- 120 g flour
- 1 T garlic-and-herb seasoning
- 1 T paprika
- 1 t dried thyme
- sea salt and freshly ground black pepper, to taste
- 1 kg lamb neck
- 2 T canola oil
- 1 onion, thinly sliced
- 2 garlic cloves, finely grated or crushed
- 1 green pepper, cored and diced
- 4 leeks, washed and finely chopped
- 2 T tomato paste
- 1 x 410 g peeled and chopped tomatoes can
- 4 cups good-quality beef stock, or enough to cover
- 6 baby carrots, halved lengthways
- 6 pickled onions
Prepare moderate coals in a Weber. Mix the flour with the spices, herbs and seasoning. Toss the lamb neck in the spice mixture. Heat the oil in a large potjie in the Weber. Brown the meat all over, ensuring the coals do not touch the bottom of the potjie.

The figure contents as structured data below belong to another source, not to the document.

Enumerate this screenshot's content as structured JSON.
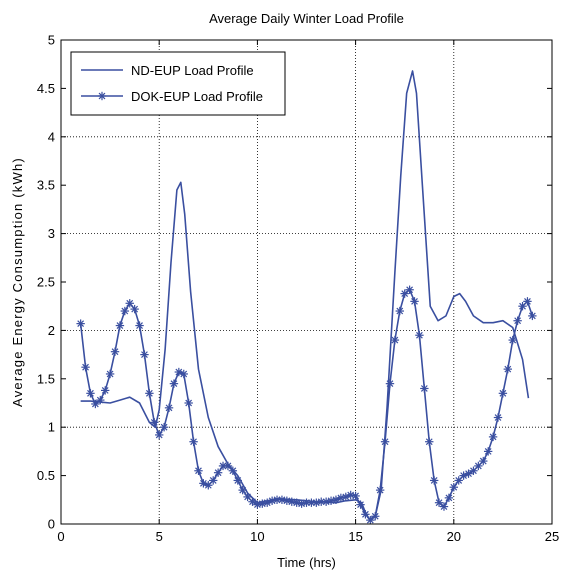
{
  "chart_data": {
    "type": "line",
    "title": "Average Daily Winter Load Profile",
    "xlabel": "Time (hrs)",
    "ylabel": "Average Energy Consumption (kWh)",
    "xlim": [
      0,
      25
    ],
    "ylim": [
      0,
      5
    ],
    "xticks": [
      "0",
      "5",
      "10",
      "15",
      "20",
      "25"
    ],
    "yticks": [
      "0",
      "0.5",
      "1",
      "1.5",
      "2",
      "2.5",
      "3",
      "3.5",
      "4",
      "4.5",
      "5"
    ],
    "grid": true,
    "legend_position": "top-left",
    "series": [
      {
        "name": "ND-EUP Load Profile",
        "color": "#3a4fa0",
        "marker": "none",
        "x": [
          1.0,
          1.5,
          2.0,
          2.5,
          3.0,
          3.5,
          4.0,
          4.5,
          4.8,
          5.0,
          5.3,
          5.6,
          5.9,
          6.1,
          6.3,
          6.6,
          7.0,
          7.5,
          8.0,
          8.5,
          9.0,
          9.5,
          10.0,
          10.5,
          11.0,
          12.0,
          13.0,
          14.0,
          14.5,
          15.0,
          15.3,
          15.5,
          15.7,
          16.0,
          16.3,
          16.6,
          17.0,
          17.3,
          17.6,
          17.9,
          18.1,
          18.4,
          18.8,
          19.2,
          19.6,
          20.0,
          20.3,
          20.6,
          21.0,
          21.5,
          22.0,
          22.5,
          23.0,
          23.5,
          23.8
        ],
        "y": [
          1.27,
          1.27,
          1.26,
          1.25,
          1.28,
          1.31,
          1.25,
          1.05,
          1.0,
          1.18,
          1.8,
          2.7,
          3.45,
          3.53,
          3.2,
          2.4,
          1.6,
          1.1,
          0.8,
          0.62,
          0.5,
          0.32,
          0.22,
          0.24,
          0.26,
          0.25,
          0.23,
          0.22,
          0.24,
          0.25,
          0.22,
          0.12,
          0.05,
          0.08,
          0.35,
          1.2,
          2.6,
          3.6,
          4.45,
          4.68,
          4.45,
          3.5,
          2.25,
          2.1,
          2.15,
          2.35,
          2.38,
          2.3,
          2.15,
          2.08,
          2.08,
          2.1,
          2.03,
          1.7,
          1.3
        ]
      },
      {
        "name": "DOK-EUP Load Profile",
        "color": "#3a4fa0",
        "marker": "star",
        "x": [
          1.0,
          1.25,
          1.5,
          1.75,
          2.0,
          2.25,
          2.5,
          2.75,
          3.0,
          3.25,
          3.5,
          3.75,
          4.0,
          4.25,
          4.5,
          4.75,
          5.0,
          5.25,
          5.5,
          5.75,
          6.0,
          6.25,
          6.5,
          6.75,
          7.0,
          7.25,
          7.5,
          7.75,
          8.0,
          8.25,
          8.5,
          8.75,
          9.0,
          9.25,
          9.5,
          9.75,
          10.0,
          10.25,
          10.5,
          10.75,
          11.0,
          11.25,
          11.5,
          11.75,
          12.0,
          12.25,
          12.5,
          12.75,
          13.0,
          13.25,
          13.5,
          13.75,
          14.0,
          14.25,
          14.5,
          14.75,
          15.0,
          15.25,
          15.5,
          15.75,
          16.0,
          16.25,
          16.5,
          16.75,
          17.0,
          17.25,
          17.5,
          17.75,
          18.0,
          18.25,
          18.5,
          18.75,
          19.0,
          19.25,
          19.5,
          19.75,
          20.0,
          20.25,
          20.5,
          20.75,
          21.0,
          21.25,
          21.5,
          21.75,
          22.0,
          22.25,
          22.5,
          22.75,
          23.0,
          23.25,
          23.5,
          23.75,
          24.0
        ],
        "y": [
          2.07,
          1.62,
          1.35,
          1.24,
          1.28,
          1.38,
          1.55,
          1.78,
          2.05,
          2.2,
          2.28,
          2.22,
          2.05,
          1.75,
          1.35,
          1.05,
          0.92,
          1.0,
          1.2,
          1.45,
          1.57,
          1.55,
          1.25,
          0.85,
          0.55,
          0.42,
          0.4,
          0.45,
          0.53,
          0.6,
          0.6,
          0.55,
          0.45,
          0.35,
          0.28,
          0.23,
          0.2,
          0.21,
          0.22,
          0.24,
          0.25,
          0.25,
          0.24,
          0.23,
          0.22,
          0.21,
          0.22,
          0.22,
          0.22,
          0.23,
          0.23,
          0.24,
          0.25,
          0.27,
          0.28,
          0.3,
          0.29,
          0.2,
          0.1,
          0.04,
          0.08,
          0.35,
          0.85,
          1.45,
          1.9,
          2.2,
          2.38,
          2.42,
          2.3,
          1.95,
          1.4,
          0.85,
          0.45,
          0.22,
          0.18,
          0.27,
          0.38,
          0.45,
          0.5,
          0.52,
          0.55,
          0.6,
          0.65,
          0.75,
          0.9,
          1.1,
          1.35,
          1.6,
          1.9,
          2.1,
          2.25,
          2.3,
          2.15
        ]
      }
    ]
  }
}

Add the onion, garlic, green pepper and leeks and cook for 5 minutes.
Add the tomato paste and canned tomatoes, stir and cook for 5 minutes. Add the beef stock and bring to the boil.
Simmer for 50 minutes, or until soft and cooked through. Add the carrots and onions and cook for a further 5 minutes.